3. Reduce Silos and Create Cross-Functional Teams
Your IT department used to be separate. And back then, people mainly cared about IT when something didn't work. However, these days, nearly every business function includes IT, as nearly everything your department does affects others in the company. It often only takes one C-level employee to change the mindset of a whole company, which will likely dramatically affect customer satisfaction, productivity, and the quality of your products and services.
When your team has meetings, start inviting other departments whose skills can improve your projects. On the flip side, strongly encourage other departments to include IT in their projects from the beginning, not as an afterthought — as much as people love going a meeting to recap what happened at another meeting. It often only takes a project or two for everyone to realize the benefits of having cross-functional teams from kickoff to launch to make a permanent change.

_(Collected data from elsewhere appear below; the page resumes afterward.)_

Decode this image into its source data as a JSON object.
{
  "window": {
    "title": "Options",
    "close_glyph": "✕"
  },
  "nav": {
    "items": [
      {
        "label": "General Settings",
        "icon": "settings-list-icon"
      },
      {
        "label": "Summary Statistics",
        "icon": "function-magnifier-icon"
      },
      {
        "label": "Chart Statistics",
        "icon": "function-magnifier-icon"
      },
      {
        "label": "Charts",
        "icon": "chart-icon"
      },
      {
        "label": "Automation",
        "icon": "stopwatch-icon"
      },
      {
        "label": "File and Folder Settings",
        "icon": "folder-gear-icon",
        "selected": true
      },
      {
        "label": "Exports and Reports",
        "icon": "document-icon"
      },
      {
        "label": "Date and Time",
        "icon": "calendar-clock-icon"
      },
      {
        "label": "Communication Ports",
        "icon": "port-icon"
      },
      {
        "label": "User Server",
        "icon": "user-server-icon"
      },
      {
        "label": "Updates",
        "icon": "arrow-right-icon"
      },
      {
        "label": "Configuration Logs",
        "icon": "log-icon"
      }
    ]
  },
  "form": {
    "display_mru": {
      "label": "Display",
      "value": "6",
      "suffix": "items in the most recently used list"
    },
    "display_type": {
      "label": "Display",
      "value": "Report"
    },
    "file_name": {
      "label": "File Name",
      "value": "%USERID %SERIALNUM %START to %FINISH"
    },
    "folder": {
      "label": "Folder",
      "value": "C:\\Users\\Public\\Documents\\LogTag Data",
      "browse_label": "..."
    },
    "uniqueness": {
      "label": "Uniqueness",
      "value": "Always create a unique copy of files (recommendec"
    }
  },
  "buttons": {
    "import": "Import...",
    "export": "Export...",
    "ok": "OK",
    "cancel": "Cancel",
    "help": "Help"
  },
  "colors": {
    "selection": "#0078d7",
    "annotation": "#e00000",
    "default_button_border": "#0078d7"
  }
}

4. Enable Employees to Work On-the-Go
When your customers take the time to contact you, they assume your employees have the technology to respond right away. Companies that delay responding to potential customers and assisting current customers can end up losing business to others that have quicker response rates by letting their employees work on-the-go. By providing technology that lets your employees answer emails and phone calls from whatever location works for them, you'll make your employees and your customers happier.
That's the essence of technology-driven unified communications, which allows employees to have one user profile that sends texts, emails, or phone calls to whatever device they happen to be working on. Because employees often log in after hours, you can increase productivity with virtual desktops that give them the exact same access and tools that they have at work. Team members can use mobile devices to perform the same functions, regardless of whether they're in a motel in South Dakota before a business meeting or waiting for their bus to weave its way through rush-hour traffic.
By taking the time to develop actionable New Year's resolutions that will truly make a difference for your company, you can improve both your standing in your company and your company's standing in the market.